Thomas Lönngren, a former executive director of the EMA who now works as a strategic advisor to the consultancy, NDA Group, agreed that the fact that Slovakia does not have an EU agency would likely play a role in the vote. “When you look at how agencies in Europe have been located over the years, it has been to the existing older member states and the new member states have not got any,” he remarked to the Pink Sheet.

 

 

Bratislava scored fairly well on the commission’s assessment, but came very low down in terms of staff preference – the results suggested that if it were chosen, the EMA would likely lose 70% or more of its staff, posing serious problems for the agency’s business continuity and ability to fulfil its functions. (Also see "EMA Paints Nightmare Scenario Of EU System ‘Unraveling’ If Relocation Goes Wrong" - Pink Sheet, 26 Sep, 2017.)

 

 

Noting that the Swedish capital Stockholm, for which the survey showed a staff retention rate of just 30-50%, was still in the race for the EMA, the national official said: “It will be very interesting if ends up there.
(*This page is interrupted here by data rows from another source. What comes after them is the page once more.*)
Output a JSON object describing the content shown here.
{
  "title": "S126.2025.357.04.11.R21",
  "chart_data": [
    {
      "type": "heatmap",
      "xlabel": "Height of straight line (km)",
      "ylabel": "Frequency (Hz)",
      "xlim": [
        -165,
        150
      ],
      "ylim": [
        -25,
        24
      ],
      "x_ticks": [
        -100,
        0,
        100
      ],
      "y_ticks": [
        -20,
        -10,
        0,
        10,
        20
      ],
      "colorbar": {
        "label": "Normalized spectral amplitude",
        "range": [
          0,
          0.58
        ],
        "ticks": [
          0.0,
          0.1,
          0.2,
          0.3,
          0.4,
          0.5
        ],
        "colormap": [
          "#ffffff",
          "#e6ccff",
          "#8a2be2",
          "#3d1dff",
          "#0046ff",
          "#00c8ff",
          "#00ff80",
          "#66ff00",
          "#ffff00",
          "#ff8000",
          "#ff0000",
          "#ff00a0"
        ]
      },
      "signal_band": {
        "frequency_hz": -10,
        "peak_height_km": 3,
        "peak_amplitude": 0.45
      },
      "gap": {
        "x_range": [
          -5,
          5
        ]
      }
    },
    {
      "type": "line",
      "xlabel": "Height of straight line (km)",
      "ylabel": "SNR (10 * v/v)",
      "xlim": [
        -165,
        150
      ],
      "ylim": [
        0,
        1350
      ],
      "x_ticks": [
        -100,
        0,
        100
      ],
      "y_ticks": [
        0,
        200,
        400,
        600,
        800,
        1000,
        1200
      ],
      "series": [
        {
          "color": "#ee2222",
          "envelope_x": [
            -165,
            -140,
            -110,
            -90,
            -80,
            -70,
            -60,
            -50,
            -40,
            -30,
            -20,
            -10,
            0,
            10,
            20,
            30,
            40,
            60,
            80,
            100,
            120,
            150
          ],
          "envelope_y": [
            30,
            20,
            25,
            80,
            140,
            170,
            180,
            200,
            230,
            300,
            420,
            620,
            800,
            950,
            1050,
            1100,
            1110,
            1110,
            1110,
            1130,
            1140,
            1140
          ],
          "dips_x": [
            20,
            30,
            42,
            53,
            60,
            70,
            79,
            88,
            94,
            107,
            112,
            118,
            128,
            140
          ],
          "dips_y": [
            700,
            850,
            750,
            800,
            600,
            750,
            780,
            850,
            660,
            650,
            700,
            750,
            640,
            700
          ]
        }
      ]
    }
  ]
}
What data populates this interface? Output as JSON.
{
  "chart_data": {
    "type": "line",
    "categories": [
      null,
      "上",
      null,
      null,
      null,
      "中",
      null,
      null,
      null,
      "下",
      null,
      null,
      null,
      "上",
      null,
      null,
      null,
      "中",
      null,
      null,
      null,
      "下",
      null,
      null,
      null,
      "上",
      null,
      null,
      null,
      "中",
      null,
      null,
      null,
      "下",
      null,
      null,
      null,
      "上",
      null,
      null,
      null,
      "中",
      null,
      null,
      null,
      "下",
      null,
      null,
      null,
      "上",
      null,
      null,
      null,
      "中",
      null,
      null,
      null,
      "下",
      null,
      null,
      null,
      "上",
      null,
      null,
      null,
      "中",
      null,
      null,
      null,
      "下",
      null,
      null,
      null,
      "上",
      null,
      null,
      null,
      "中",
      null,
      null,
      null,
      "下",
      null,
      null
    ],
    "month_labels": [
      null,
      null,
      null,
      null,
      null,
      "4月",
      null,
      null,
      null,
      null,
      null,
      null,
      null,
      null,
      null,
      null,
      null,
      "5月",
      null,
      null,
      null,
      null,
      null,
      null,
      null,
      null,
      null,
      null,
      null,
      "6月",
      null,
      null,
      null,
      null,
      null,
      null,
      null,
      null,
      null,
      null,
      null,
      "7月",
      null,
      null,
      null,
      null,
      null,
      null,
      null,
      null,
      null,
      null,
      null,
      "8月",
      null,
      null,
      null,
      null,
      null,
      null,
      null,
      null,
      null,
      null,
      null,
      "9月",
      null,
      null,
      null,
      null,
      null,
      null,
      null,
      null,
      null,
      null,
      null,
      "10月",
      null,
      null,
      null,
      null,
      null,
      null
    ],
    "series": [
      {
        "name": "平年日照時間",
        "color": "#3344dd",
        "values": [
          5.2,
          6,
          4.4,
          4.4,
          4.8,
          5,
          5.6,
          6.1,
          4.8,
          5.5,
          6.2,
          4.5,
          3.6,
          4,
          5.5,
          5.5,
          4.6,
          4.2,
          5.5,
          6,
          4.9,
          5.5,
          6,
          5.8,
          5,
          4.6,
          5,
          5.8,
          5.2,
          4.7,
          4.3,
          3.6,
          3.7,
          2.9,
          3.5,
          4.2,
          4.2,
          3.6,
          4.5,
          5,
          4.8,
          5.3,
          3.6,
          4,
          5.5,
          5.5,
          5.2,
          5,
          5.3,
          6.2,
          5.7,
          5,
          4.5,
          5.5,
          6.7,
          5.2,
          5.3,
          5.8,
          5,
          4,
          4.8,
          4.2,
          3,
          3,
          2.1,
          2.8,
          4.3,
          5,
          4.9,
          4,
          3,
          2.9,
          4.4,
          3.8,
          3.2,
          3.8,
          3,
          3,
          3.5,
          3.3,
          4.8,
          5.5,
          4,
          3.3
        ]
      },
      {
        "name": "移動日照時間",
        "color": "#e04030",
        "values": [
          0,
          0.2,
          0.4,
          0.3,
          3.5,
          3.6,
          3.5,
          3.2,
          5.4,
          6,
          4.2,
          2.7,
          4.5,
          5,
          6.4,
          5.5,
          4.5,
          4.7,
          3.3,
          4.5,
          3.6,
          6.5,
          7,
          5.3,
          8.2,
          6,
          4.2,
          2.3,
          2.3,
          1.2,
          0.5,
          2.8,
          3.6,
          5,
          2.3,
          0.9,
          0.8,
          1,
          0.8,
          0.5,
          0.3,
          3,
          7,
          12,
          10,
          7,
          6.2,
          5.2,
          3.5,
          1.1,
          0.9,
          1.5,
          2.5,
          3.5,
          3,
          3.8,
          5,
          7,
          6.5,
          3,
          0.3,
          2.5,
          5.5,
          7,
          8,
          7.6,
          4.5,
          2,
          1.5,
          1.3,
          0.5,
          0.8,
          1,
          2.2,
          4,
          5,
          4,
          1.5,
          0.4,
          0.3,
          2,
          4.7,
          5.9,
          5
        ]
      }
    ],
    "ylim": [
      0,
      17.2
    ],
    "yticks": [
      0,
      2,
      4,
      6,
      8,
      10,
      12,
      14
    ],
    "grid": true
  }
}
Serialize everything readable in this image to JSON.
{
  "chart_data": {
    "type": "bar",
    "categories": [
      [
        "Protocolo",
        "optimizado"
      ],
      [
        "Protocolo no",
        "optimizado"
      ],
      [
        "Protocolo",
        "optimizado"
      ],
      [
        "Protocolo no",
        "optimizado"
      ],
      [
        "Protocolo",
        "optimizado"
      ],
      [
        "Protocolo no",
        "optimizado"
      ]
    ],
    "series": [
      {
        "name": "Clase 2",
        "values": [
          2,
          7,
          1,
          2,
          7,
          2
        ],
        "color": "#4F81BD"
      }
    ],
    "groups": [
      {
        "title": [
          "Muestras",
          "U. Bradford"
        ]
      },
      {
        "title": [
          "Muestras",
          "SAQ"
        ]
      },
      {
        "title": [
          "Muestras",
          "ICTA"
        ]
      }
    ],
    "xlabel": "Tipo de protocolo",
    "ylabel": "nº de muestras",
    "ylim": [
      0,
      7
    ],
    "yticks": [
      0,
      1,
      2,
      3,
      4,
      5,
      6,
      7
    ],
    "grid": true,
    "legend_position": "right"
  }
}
Of course, everyone knows if it ends up in Bratislava then we have a big problem – but how big is the problem if it ends up in, say, Sweden?” How many staff can the EMA afford to lose “without being totally destroyed?” he asked. “That is really the big question, but I don’t think people are really thinking about it.”

 

 

However, one former EU official suggested that staff preferences would not matter that much to a country that was determined to secure such a prestigious agency: “When a country’s pride is at stake, the weight of the staff at an agency is less important.”

 

 

“It will be quite tight in the first round,” the national official said. “You have no idea if Copenhagen, Amsterdam, Milan, Stockholm will make it to the second round, and it is unclear whether Bratislava will make it to the second round. This makes the second round more unpredictable because it is difficult to make deals if you have no idea who is going to be in the round.”

 

 

Lönngren too was unwilling to hazard a guess as to which country might win the agency. “Everybody is asking me what I think. I say I don’t speculate because I have been in this game long enough to know that these kinds of votes are highly unpredictable because you have this kind of voting system, and what is going on behind closed doors, trading between member states… so we have to put our safety belts on and wait for the outcome.”